This is about the time of year that I start to miss fresh greens. I like to put them on top of my soup, or a big bowl of rice, or just snack on them. They’re hard to come by in January, and at times can be pretty pricey. It is also so easy to grow micro-greens in a sunny window at home. They may be small but geez are they tasty. In this post I’ll show you how.
Trays tend to work better than traditional pots as they have more surface area and greens don’t need much in the way of soil depth. This year I bought these great heavy-duty plastic trays, they are more expensive (closer to $20 than $5), but they will last me forever, no more cracked and leaky trays and I feel better buying a plastic item once rather than every year.
If you don’t want to invest or want to try to recycle what you have try out other kinds of containers.
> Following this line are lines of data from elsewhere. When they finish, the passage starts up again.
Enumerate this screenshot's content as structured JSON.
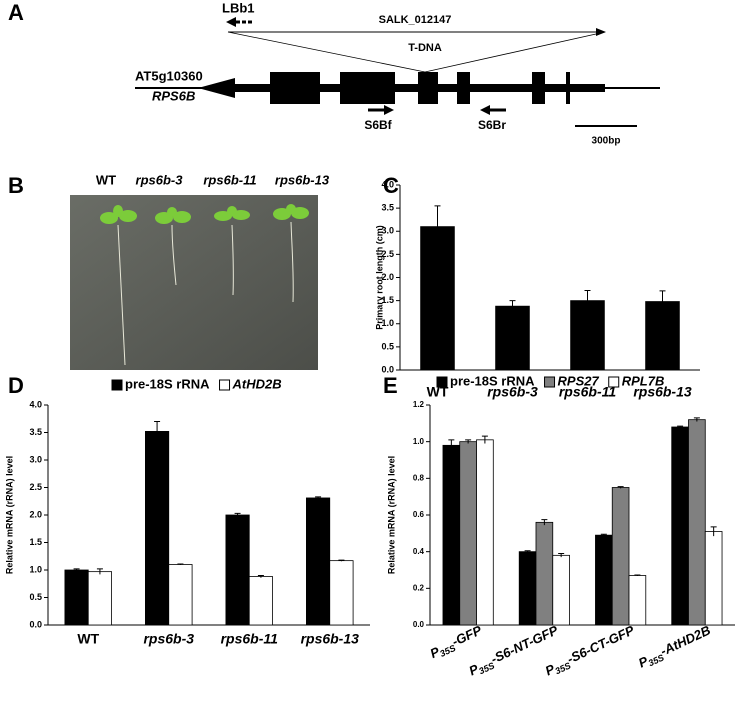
{
  "panel_a": {
    "label": "A",
    "primer_lb": "LBb1",
    "insert_name": "SALK_012147",
    "insert_type": "T-DNA",
    "gene_id": "AT5g10360",
    "gene_name": "RPS6B",
    "primer_f": "S6Bf",
    "primer_r": "S6Br",
    "scale": "300bp"
  },
  "panel_b": {
    "label": "B",
    "lines": [
      "WT",
      "rps6b-3",
      "rps6b-11",
      "rps6b-13"
    ]
  },
  "chart_data": [
    {
      "type": "bar",
      "label": "C",
      "ylabel": "Primary root length (cm)",
      "categories": [
        "WT",
        "rps6b-3",
        "rps6b-11",
        "rps6b-13"
      ],
      "category_italic": [
        false,
        true,
        true,
        true
      ],
      "series": [
        {
          "name": null,
          "color": "#000000",
          "values": [
            3.1,
            1.38,
            1.5,
            1.48
          ],
          "errors": [
            0.45,
            0.12,
            0.22,
            0.23
          ]
        }
      ],
      "ylim": [
        0,
        4
      ],
      "yticks": [
        {
          "value": 0,
          "label": "0.0"
        },
        {
          "value": 0.5,
          "label": "0.5"
        },
        {
          "value": 1,
          "label": "1.0"
        },
        {
          "value": 1.5,
          "label": "1.5"
        },
        {
          "value": 2,
          "label": "2.0"
        },
        {
          "value": 2.5,
          "label": "2.5"
        },
        {
          "value": 3,
          "label": "3.0"
        },
        {
          "value": 3.5,
          "label": "3.5"
        },
        {
          "value": 4,
          "label": "4.0"
        }
      ]
    },
    {
      "type": "bar",
      "label": "D",
      "ylabel": "Relative mRNA (rRNA)  level",
      "categories": [
        "WT",
        "rps6b-3",
        "rps6b-11",
        "rps6b-13"
      ],
      "category_italic": [
        false,
        true,
        true,
        true
      ],
      "series": [
        {
          "name": "pre-18S rRNA",
          "color": "#000000",
          "italic": false,
          "values": [
            1.0,
            3.52,
            2.0,
            2.31
          ],
          "errors": [
            0.02,
            0.18,
            0.03,
            0.02
          ]
        },
        {
          "name": "AtHD2B",
          "color": "#ffffff",
          "italic": true,
          "values": [
            0.97,
            1.1,
            0.88,
            1.17
          ],
          "errors": [
            0.05,
            0.01,
            0.02,
            0.01
          ]
        }
      ],
      "ylim": [
        0,
        4
      ],
      "yticks": [
        {
          "value": 0,
          "label": "0.0"
        },
        {
          "value": 0.5,
          "label": "0.5"
        },
        {
          "value": 1,
          "label": "1.0"
        },
        {
          "value": 1.5,
          "label": "1.5"
        },
        {
          "value": 2,
          "label": "2.0"
        },
        {
          "value": 2.5,
          "label": "2.5"
        },
        {
          "value": 3,
          "label": "3.0"
        },
        {
          "value": 3.5,
          "label": "3.5"
        },
        {
          "value": 4,
          "label": "4.0"
        }
      ]
    },
    {
      "type": "bar",
      "label": "E",
      "ylabel": "Relative mRNA (rRNA)  level",
      "categories": [
        "P35S-GFP",
        "P35S-S6-NT-GFP",
        "P35S-S6-CT-GFP",
        "P35S-AtHD2B"
      ],
      "category_italic": [
        true,
        true,
        true,
        true
      ],
      "series": [
        {
          "name": "pre-18S rRNA",
          "color": "#000000",
          "italic": false,
          "values": [
            0.98,
            0.4,
            0.49,
            1.08
          ],
          "errors": [
            0.03,
            0.005,
            0.005,
            0.005
          ]
        },
        {
          "name": "RPS27",
          "color": "#808080",
          "italic": true,
          "values": [
            1.0,
            0.56,
            0.75,
            1.12
          ],
          "errors": [
            0.01,
            0.015,
            0.005,
            0.01
          ]
        },
        {
          "name": "RPL7B",
          "color": "#ffffff",
          "italic": true,
          "values": [
            1.01,
            0.38,
            0.27,
            0.51
          ],
          "errors": [
            0.02,
            0.01,
            0.003,
            0.025
          ]
        }
      ],
      "ylim": [
        0,
        1.2
      ],
      "yticks": [
        {
          "value": 0,
          "label": "0.0"
        },
        {
          "value": 0.2,
          "label": "0.2"
        },
        {
          "value": 0.4,
          "label": "0.4"
        },
        {
          "value": 0.6,
          "label": "0.6"
        },
        {
          "value": 0.8,
          "label": "0.8"
        },
        {
          "value": 1,
          "label": "1.0"
        },
        {
          "value": 1.2,
          "label": "1.2"
        }
      ]
    }
  ]
}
I have been known to use cake pans, old whiskey boxes, baskets lined with fabric among other things to grow my greens in. Some work better than others but try them out and write it down so you remember next year.
As usual with container gardening, you want something with good drainage, and lots of nutrients. I usually use a basic store-bought potting mixture with my own compost added in. Make sure its well moistened before you plant your seeds in there. Seed Varieties
By far my favorite window green are pea shoots. They are simply normal peas, grown for their shoots rather than their pods. They taste just like peas, grow so fast and happily keep growing after being trimmed. To plant them simply soak the pea seeds in water overnight to help them start to sprout and plant them in your trays very closely together (really jam them in there, they don’t mind). Within 3-4 weeks they should be well on their way and you can start to trim them back once they reach about 6″. Simply use your scissors to trim them down to about 1 or 2″ and voila! Winter salad.
You don’t need to stop at peas, almost any green will grow in your window. Try out arugula, spinach, kale, parsley, cilantro, broccoli, swiss chard, mizuna, tatsoi, or whatever else you can think of. Remember these will be grown as micro-greens. They will be 2 or 3″ tall when it’s time to eat them so you can grow varieties that would be so tasty at full size (like the broccoli or sunflower greens). Yum. These varieties will all take longer to grow than pea shoots.
You can plant the smaller seeds about 1/8″ apart (or simply use your own judgment). Then cover them up with a thin layer of soil.
It’s a good idea to stagger your planting. Plant one tray than wait two weeks and plant another etc. This way you should have a continuous supply to last you through the winter.
Try and use fresh seeds, or if you want to use seeds that have been around for a while, plant them at double the density so that if half of the seeds don’t germinate, the other half will.
Soak your pea seeds before planting, all the other greens can simply be scattered over your soil surface. Keep them moist (but not soaked!) and warm. Within a week or two you should see them popping up (it can be up to a month before parsley sprouts so give them time).
Put your trays in the sunniest window you have. It doesn’t have to be a super warm spot as most greens don’t mind a bit of cold, but try not to let them freeze. Give them water regularly, checking the soil with your finger first. Simply push your finger 1/2″ into the soil to check the moisture. You don’t want it to be bone dry, or sopping wet. Look for a slight dampness as an indication to water them again.
Every other week give them a weak dose of organic fertilizer. I like to use a water-soluble fertilizer like Neptune’s Harvest Fish or Seaweed Fertilizer.
Don’t forget to eat them! It helps keep you happy and healthy through the long winter months. Enjoy them on sandwiches, on top of soup (maybe with a bit of feta cheese), or as a mid-day snack. So good.